Никогда еще так высоко она не летала. Звезда наверху стонала часто-часто. Мне уж опять начало делаться страшно и чудесно, уж точно какая-то, вместо Нади, синяя птица мелькает, а я устал, и боюсь, и вот не хватит духу, упаду сейчас на песок, весь перекрутясь. Как это — боюсь? Чего еще боюсь? Нечего бояться!

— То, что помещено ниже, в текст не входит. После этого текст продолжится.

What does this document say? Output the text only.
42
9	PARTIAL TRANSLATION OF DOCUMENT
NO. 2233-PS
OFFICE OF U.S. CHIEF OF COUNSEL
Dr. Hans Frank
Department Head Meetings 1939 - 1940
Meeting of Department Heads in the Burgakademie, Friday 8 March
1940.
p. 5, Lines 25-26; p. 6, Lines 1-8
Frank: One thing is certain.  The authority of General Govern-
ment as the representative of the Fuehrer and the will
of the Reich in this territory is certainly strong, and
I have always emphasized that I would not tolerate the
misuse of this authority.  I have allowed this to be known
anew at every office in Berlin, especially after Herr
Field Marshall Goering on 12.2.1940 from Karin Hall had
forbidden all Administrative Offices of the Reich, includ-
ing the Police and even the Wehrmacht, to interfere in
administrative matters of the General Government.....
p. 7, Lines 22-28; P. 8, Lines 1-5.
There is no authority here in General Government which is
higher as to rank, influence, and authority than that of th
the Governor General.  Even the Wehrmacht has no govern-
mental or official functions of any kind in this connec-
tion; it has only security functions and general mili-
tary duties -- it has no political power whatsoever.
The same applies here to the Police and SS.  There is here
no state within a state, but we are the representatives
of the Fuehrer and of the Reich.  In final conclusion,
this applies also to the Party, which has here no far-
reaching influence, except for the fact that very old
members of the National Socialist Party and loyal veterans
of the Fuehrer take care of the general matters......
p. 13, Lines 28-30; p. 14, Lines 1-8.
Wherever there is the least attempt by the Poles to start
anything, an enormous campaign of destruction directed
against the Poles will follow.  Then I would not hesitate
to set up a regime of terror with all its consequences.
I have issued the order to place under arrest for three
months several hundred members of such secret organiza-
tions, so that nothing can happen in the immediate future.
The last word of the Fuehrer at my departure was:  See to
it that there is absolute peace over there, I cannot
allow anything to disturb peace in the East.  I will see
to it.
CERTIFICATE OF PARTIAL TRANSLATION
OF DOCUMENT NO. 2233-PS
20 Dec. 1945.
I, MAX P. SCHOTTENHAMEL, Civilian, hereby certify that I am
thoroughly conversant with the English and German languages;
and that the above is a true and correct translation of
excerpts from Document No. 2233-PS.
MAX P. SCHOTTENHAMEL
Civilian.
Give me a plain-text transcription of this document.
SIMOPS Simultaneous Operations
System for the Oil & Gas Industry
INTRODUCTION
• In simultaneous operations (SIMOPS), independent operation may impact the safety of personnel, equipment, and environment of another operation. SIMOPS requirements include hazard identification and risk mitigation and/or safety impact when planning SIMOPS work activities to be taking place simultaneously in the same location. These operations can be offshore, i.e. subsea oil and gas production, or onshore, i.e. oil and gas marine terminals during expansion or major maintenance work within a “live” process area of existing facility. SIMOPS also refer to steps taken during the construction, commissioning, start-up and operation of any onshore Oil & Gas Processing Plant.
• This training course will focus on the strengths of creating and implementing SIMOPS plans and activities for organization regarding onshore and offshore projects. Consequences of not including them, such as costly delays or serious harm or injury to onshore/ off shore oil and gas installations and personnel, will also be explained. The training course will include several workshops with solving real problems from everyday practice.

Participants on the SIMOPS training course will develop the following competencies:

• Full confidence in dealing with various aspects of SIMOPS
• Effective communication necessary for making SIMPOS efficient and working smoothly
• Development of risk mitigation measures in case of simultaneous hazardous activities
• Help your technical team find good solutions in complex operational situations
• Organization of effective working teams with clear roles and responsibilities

И только сказал себе, что не могу бояться, как и случилось: голубая птица чиркнула в сторону, я перекрутился, но перекрутился над ней, через нее, однако не упал, а где-то далеко на кругу встал на ноги, взрыв песок. Пыль и на той стороне поднялась целым облаком, я сначала ничего не видел. Только дядю Мишу и Левко; все остановилось, звезда замолчала; дядя и Левко из петель выпрыгнули, а я пошел, куда шли они, с петлей.